The expectation that FVs will attract new donors as well as provide assurance to people who develop doubts about their plan to make an altruistic donation is supported by current data. For example, voucher-based donation, which accounted for a tiny fraction of nondirected donation in the U.S. when it began in 2014 had surpassed altruistic donation by 2019, and its rapid growth helped nondirected donation to triple by 2021 (Figure 1).  The Covid-19 pandemic interrupted this steady rise, but the decrease in nondirected donation was much smaller than for living kidney donation generally (Table 1).
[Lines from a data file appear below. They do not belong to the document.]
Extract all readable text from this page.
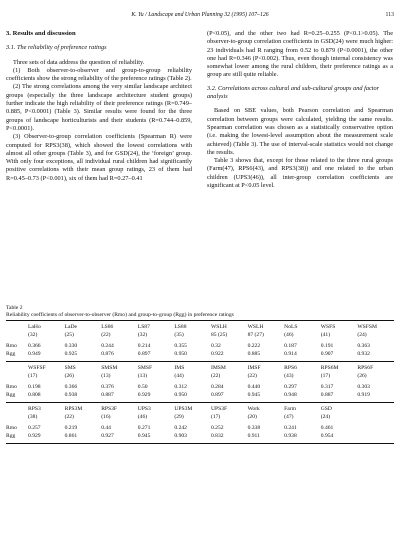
K. Yu / Landscape and Urban Planning 32 (1995) 107–126	113
3. Results and discussion
3.1. The reliability of preference ratings

Three sets of data address the question of reliability.

(1) Both observer-to-observer and group-to-group reliability coefficients show the strong reliability of the preference ratings (Table 2).

(2) The strong correlations among the very similar landscape architect groups (especially the three landscape architecture student groups) further indicate the high reliability of their preference ratings (R=0.749–0.885, P<0.0001) (Table 3). Similar results were found for the three groups of landscape horticulturists and their students (R=0.744–0.859, P<0.0001).

(3) Observer-to-group correlation coefficients (Spearman R) were computed for RPS3(38), which showed the lowest correlations with almost all other groups (Table 3), and for GSD(24), the ‘foreign’ group. With only four exceptions, all individual rural children had significantly positive correlations with their mean group ratings, 23 of them had R=0.45–0.73 (P<0.001), six of them had R=0.27–0.41

(P<0.05), and the other two had R=0.25–0.255 (P<0.1>0.05). The observer-to-group correlation coefficients in GSD(24) were much higher: 23 individuals had R ranging from 0.52 to 0.879 (P<0.0001), the other one had R=0.346 (P<0.002). Thus, even though internal consistency was somewhat lower among the rural children, their preference ratings as a group are still quite reliable.

3.2. Correlations across cultural and sub-cultural groups and factor analysis

Based on SBE values, both Pearson correlation and Spearman correlation between groups were calculated, yielding the same results. Spearman correlation was chosen as a statistically conservative option (i.e. making the lowest-level assumption about the measurement scale achieved) (Table 3). The use of interval-scale statistics would not change the results.

Table 3 shows that, except for those related to the three rural groups (Farm(47), RPS6(43), and RPS3(38)) and one related to the urban children (UPS3(46)), all inter-group correlation coefficients are significant at P<0.05 level.

Table 2
Reliability coefficients of observer-to-observer (Rmo) and group-to-group (Rgg) in preference ratings
	LaHo	LaDe	LS86	LS87	LS88	WSLH	WSLH	NoLS	WSFS	WSFSM
	(32)	(25)	(22)	(32)	(35)	85 (25)	87 (27)	(46)	(41)	(24)

Rmo	0.366	0.330	0.244	0.214	0.355	0.32	0.222	0.187	0.191	0.363
Rgg	0.949	0.925	0.876	0.897	0.950	0.922	0.885	0.914	0.907	0.932
	WSFSF	SMS	SMSM	SMSF	IMS	IMSM	IMSF	RPS6	RPS6M	RPS6F
	(17)	(26)	(13)	(13)	(44)	(22)	(22)	(43)	(17)	(26)

Rmo	0.198	0.366	0.376	0.50	0.312	0.284	0.440	0.297	0.317	0.303
Rgg	0.808	0.938	0.887	0.929	0.950	0.897	0.945	0.948	0.887	0.919
	RPS3	RPS3M	RPS3F	UPS3	UPS3M	UPS3F	Work	Farm	GSD
	(38)	(22)	(16)	(46)	(29)	(17)	(20)	(47)	(24)

Rmo	0.257	0.219	0.44	0.271	0.242	0.252	0.338	0.241	0.461
Rgg	0.929	0.861	0.927	0.945	0.903	0.832	0.911	0.938	0.954
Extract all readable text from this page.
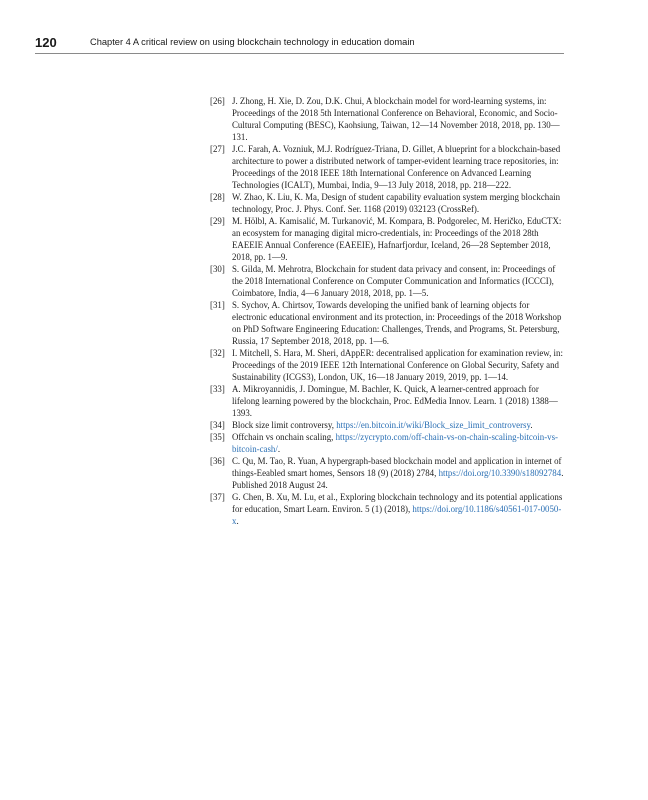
120	Chapter 4 A critical review on using blockchain technology in education domain
[26] J. Zhong, H. Xie, D. Zou, D.K. Chui, A blockchain model for word-learning systems, in: Proceedings of the 2018 5th International Conference on Behavioral, Economic, and Socio-Cultural Computing (BESC), Kaohsiung, Taiwan, 12—14 November 2018, 2018, pp. 130—131.
[27] J.C. Farah, A. Vozniuk, M.J. Rodríguez-Triana, D. Gillet, A blueprint for a blockchain-based architecture to power a distributed network of tamper-evident learning trace repositories, in: Proceedings of the 2018 IEEE 18th International Conference on Advanced Learning Technologies (ICALT), Mumbai, India, 9—13 July 2018, 2018, pp. 218—222.
[28] W. Zhao, K. Liu, K. Ma, Design of student capability evaluation system merging blockchain technology, Proc. J. Phys. Conf. Ser. 1168 (2019) 032123 (CrossRef).
[29] M. Hölbl, A. Kamisalić, M. Turkanović, M. Kompara, B. Podgorelec, M. Heričko, EduCTX: an ecosystem for managing digital micro-credentials, in: Proceedings of the 2018 28th EAEEIE Annual Conference (EAEEIE), Hafnarfjordur, Iceland, 26—28 September 2018, 2018, pp. 1—9.
[30] S. Gilda, M. Mehrotra, Blockchain for student data privacy and consent, in: Proceedings of the 2018 International Conference on Computer Communication and Informatics (ICCCI), Coimbatore, India, 4—6 January 2018, 2018, pp. 1—5.
[31] S. Sychov, A. Chirtsov, Towards developing the unified bank of learning objects for electronic educational environment and its protection, in: Proceedings of the 2018 Workshop on PhD Software Engineering Education: Challenges, Trends, and Programs, St. Petersburg, Russia, 17 September 2018, 2018, pp. 1—6.
[32] I. Mitchell, S. Hara, M. Sheri, dAppER: decentralised application for examination review, in: Proceedings of the 2019 IEEE 12th International Conference on Global Security, Safety and Sustainability (ICGS3), London, UK, 16—18 January 2019, 2019, pp. 1—14.
[33] A. Mikroyannidis, J. Domingue, M. Bachler, K. Quick, A learner-centred approach for lifelong learning powered by the blockchain, Proc. EdMedia Innov. Learn. 1 (2018) 1388—1393.
[34] Block size limit controversy, https://en.bitcoin.it/wiki/Block_size_limit_controversy.
[35] Offchain vs onchain scaling, https://zycrypto.com/off-chain-vs-on-chain-scaling-bitcoin-vs-bitcoin-cash/.
[36] C. Qu, M. Tao, R. Yuan, A hypergraph-based blockchain model and application in internet of things-Eeabled smart homes, Sensors 18 (9) (2018) 2784, https://doi.org/10.3390/s18092784. Published 2018 August 24.
[37] G. Chen, B. Xu, M. Lu, et al., Exploring blockchain technology and its potential applications for education, Smart Learn. Environ. 5 (1) (2018), https://doi.org/10.1186/s40561-017-0050-x.
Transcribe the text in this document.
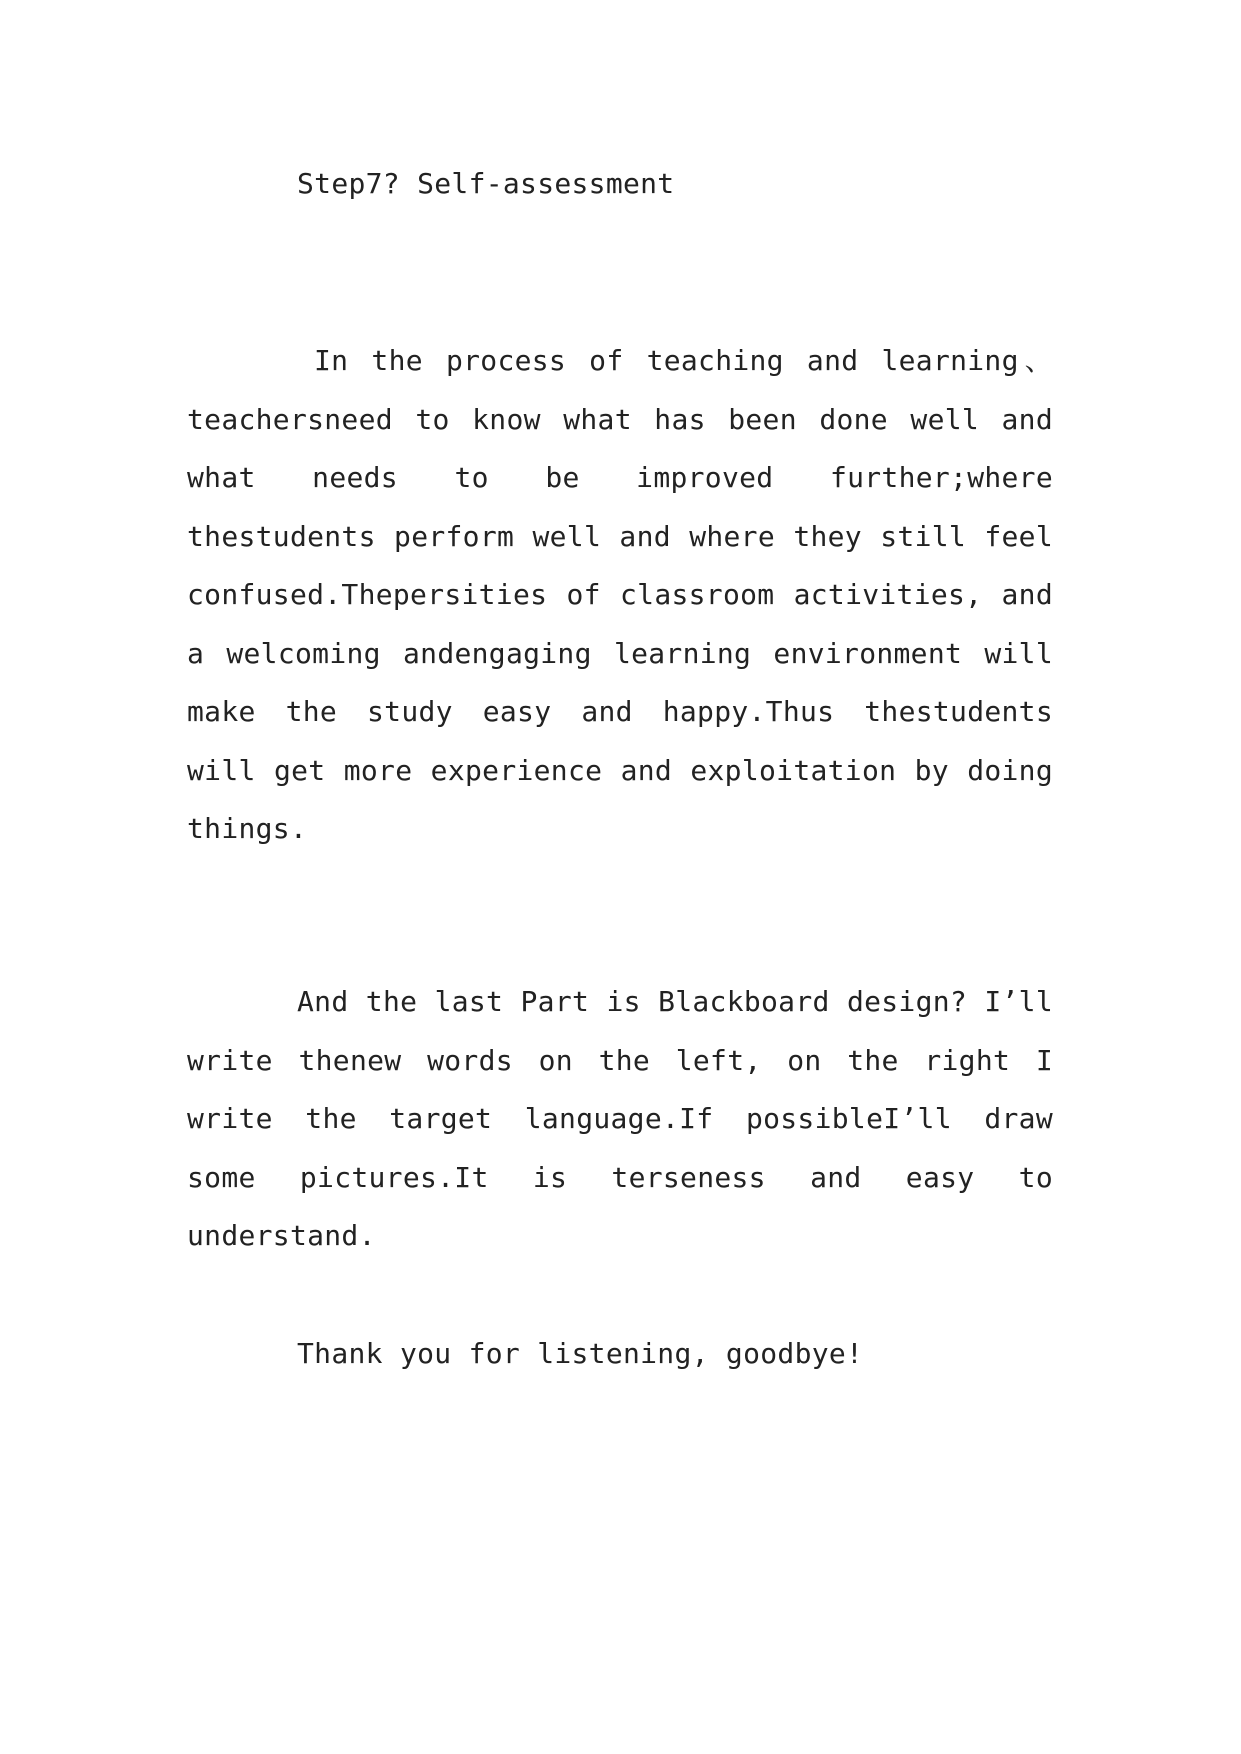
Step7? Self-assessment
In the process of teaching and learning、teachersneed to know what has been done well and what needs to be improved further;where thestudents perform well and where they still feel confused.Thepersities of classroom activities, and a welcoming andengaging learning environment will make the study easy and happy.Thus thestudents will get more experience and exploitation by doing things.
And the last Part is Blackboard design? I’ll write thenew words on the left, on the right I write the target language.If possibleI’ll draw some pictures.It is terseness and easy to understand.
Thank you for listening, goodbye!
While altruistic donation went down, the rise in FV-based donations meant that in 2021 the percentage of living donors who were nondirected was the highest ever. Family Voucher programs, which are aligned with a central goal of transplant professionals—shortening the wait for transplants—need to broaden their outreach in minority communities and to carefully self-monitor their ability always to fulfill their moral commitment to provide all voucher-holders with a kidney from a suitable living donor.